暗幕で窓からの光を遮断して臨時の「映画館」が設営されるのですが、本格的な映画館と同じような暗闇の実現は不可能で、あちらこちから光の筋が射し込みます。その光の筋をよく見ると細かい塵が舞っているのが見えました。
典型的な入れ替え制。初回でなく2回目の上映の場合など、大勢の子どもたちがワイワイ騒ぎながら入れ替わった後ですから、埃が舞うのは必然。このとき誰もが光の筋を横切るときに息を止めていることに気が付きました。私も同じように息を止めて通り過ぎました。
しかし、光の筋が射し込んでいるところだけでなく、見えていない暗闇にも埃が舞っているはずだから、そこでだけ息を止めても無駄なことだと気付きました。見えないものの存在を具体的に意識した瞬間でした。それまでは何も考えず感じなかったのに・・・。軽いショックを受けたことを鮮明に覚えています。
今でも地下街の雑踏を歩くときなど思わず息を止めてしまいます。見えないだけで夥しい塵や埃が舞っているのは確実です。でも息を止め続けるのは不可能ですから、すぐに諦めざるを得ないのですが(笑)
作り立てが売りのベーカリーショップのパンなど、包装されずに剥き出しで店頭に並んでいる商品には、おそらくたっぷりと塵のパウダーが降りかかっていることでしょう。スーパーやデパ地下でも揚げたてのコロッケやフライドチキンなどがラッピングされずに並べられています。野菜や果物だったら水洗いすればいいのでしょうが、パンやコロッケはそうはいきません。大勢の人が行き来する場所に無防備に並んでいるパンやコロッケなどの食品類等々を目にすると、私は購買意欲が萎えてしまいます。
人通りの絶えない地下街のパン屋の店先で起きた突然の停電の事態。慌てず騒がず「お客さま大丈夫ですよ」威厳を保ちつつ備え付けの懐中電灯で商品を照らしたパン屋のご主人でしたが、懐中電灯と商品との間に伸びる光の帯の中で舞い踊る塵や埃の乱舞を客に見せる結果となって、威厳も余裕も何処かへ飛んでいってしいましたとさ、という笑い話のような事態も起きるかもしれません(笑)
見えないことでの安心は見えることで一気に不安へと転換してしまいます。
今問題になっている PM 2・5 と呼ばれる中国からの大気汚染物質も、目には見えない微小な粒子。黄砂や花粉より小さくインフルエンザウィルスよりは大きいサイズということですから、普通のマスクでは遮断効果は期待できないと専門家は言います。
目に見えない物質によって視界が遮られて景色が霞んでしまうのですから、日本でも相当大量に浮遊しているのでしょう。人体に有害な微粒子が体の奥深く侵入することを想像すると怖いです。不安です。
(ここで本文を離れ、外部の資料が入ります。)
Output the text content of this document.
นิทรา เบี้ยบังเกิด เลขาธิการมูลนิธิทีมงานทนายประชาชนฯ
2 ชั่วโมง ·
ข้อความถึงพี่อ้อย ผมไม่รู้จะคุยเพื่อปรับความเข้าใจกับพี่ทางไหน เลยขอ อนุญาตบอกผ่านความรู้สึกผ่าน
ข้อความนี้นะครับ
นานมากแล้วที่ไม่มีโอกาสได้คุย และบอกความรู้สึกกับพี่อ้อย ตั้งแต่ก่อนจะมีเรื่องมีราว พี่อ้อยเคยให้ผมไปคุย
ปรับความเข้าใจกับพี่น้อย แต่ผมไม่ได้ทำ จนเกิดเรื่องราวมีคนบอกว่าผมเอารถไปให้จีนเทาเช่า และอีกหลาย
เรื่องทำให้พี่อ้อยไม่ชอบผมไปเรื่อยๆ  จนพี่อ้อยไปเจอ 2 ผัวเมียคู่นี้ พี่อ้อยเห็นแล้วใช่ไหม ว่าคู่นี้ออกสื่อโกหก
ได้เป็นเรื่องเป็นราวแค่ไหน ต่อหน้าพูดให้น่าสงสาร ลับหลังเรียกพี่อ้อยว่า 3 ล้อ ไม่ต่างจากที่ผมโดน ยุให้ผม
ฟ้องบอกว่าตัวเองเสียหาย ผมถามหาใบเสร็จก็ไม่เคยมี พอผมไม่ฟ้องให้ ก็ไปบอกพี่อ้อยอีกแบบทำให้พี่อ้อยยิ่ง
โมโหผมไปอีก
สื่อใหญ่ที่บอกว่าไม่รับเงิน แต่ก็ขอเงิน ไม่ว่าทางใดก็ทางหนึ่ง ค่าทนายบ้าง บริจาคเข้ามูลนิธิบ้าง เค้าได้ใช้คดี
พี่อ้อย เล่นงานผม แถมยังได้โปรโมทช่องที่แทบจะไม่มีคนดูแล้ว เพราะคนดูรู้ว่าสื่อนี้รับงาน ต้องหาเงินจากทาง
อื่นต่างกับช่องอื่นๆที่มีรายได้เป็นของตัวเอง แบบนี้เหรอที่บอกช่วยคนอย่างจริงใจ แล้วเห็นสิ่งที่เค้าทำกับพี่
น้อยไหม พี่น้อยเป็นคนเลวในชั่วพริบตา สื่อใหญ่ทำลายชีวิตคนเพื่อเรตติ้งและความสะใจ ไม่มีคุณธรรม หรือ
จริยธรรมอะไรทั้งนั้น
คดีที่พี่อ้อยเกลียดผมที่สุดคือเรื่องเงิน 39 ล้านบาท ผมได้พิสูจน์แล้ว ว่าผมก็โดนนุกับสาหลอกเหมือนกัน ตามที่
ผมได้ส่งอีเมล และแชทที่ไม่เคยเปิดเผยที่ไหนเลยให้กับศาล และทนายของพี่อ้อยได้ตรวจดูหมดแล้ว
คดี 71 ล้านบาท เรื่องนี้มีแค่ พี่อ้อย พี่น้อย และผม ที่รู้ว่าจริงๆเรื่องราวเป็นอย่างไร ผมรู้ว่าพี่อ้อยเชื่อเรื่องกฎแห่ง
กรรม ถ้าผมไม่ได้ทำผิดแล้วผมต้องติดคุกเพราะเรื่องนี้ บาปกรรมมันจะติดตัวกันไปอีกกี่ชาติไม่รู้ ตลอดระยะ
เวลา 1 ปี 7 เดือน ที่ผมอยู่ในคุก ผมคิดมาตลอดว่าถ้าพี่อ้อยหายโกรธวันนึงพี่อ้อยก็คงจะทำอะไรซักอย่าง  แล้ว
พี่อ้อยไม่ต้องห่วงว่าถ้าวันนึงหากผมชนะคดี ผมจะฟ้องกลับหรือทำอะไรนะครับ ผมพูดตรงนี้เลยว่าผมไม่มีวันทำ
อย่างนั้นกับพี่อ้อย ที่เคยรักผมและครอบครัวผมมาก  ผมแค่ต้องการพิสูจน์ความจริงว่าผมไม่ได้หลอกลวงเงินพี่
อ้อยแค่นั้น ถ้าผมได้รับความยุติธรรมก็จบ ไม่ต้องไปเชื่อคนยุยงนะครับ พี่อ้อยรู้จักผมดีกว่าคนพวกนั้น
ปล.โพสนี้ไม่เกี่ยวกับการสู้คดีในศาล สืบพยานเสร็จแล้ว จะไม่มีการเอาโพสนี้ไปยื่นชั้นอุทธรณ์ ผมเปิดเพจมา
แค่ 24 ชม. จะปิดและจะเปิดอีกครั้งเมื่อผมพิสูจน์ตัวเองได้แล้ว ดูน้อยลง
(環境省大気汚染物質広域監視システム『そらまめ君』のホームページをご紹介します。 ⇒ http://soramame.taiki.go.jp/ アクセスが集中していて繋がりにくいですが、一度ご覧になってみてください。)
大阪市立桜宮高校で起きた、体罰と呼ばれる教育現場での暴力が原因と考えられる高校生の自殺事件は、日本柔道界はじめ様々なスポーツ界の構造的問題として波及し拡がりつつあります。
これまで見えなかった問題がスポットライトを浴びたために見えたとも言えますが、臨時映画館としての体育館の塵のように、光が当たらないと見えないのをいいことにして、都合の悪いことは見なかったことにしてきたということではないでしょうか?
私たちは、見えないことで安心もし、放射能やウィルスなど見えないことで不安を覚えます。見えないことで安心しているけれども、見えたら恐ろしいことが他にもいっぱいあることでしょう。見えないのを幸いに、暗黙の了解で存在しないことにしてきたことも多いのではないでしょうか?
「見えないこと」と「見ないこと」とは似て非なるもの。目の前にあるものも目を瞑れば見えなくなりますが、存在が消えるわけではないのは当然のこと。
「見なければならないもの」まで「見えなくする」ことで、一時的には不安や問題が解消できたように思うのは大間違い。ただ逃げているだけです。
見えないものや見えないことも意識して生きていくことは、しんどいことだと思いますが、逃げていては何も解決しません。
見えないことで安心するのか、それとも見えないことで不安を抱くのか?
見えざるものに如何に向き合うべきか、今、私たちに問われているのかもしれませんね。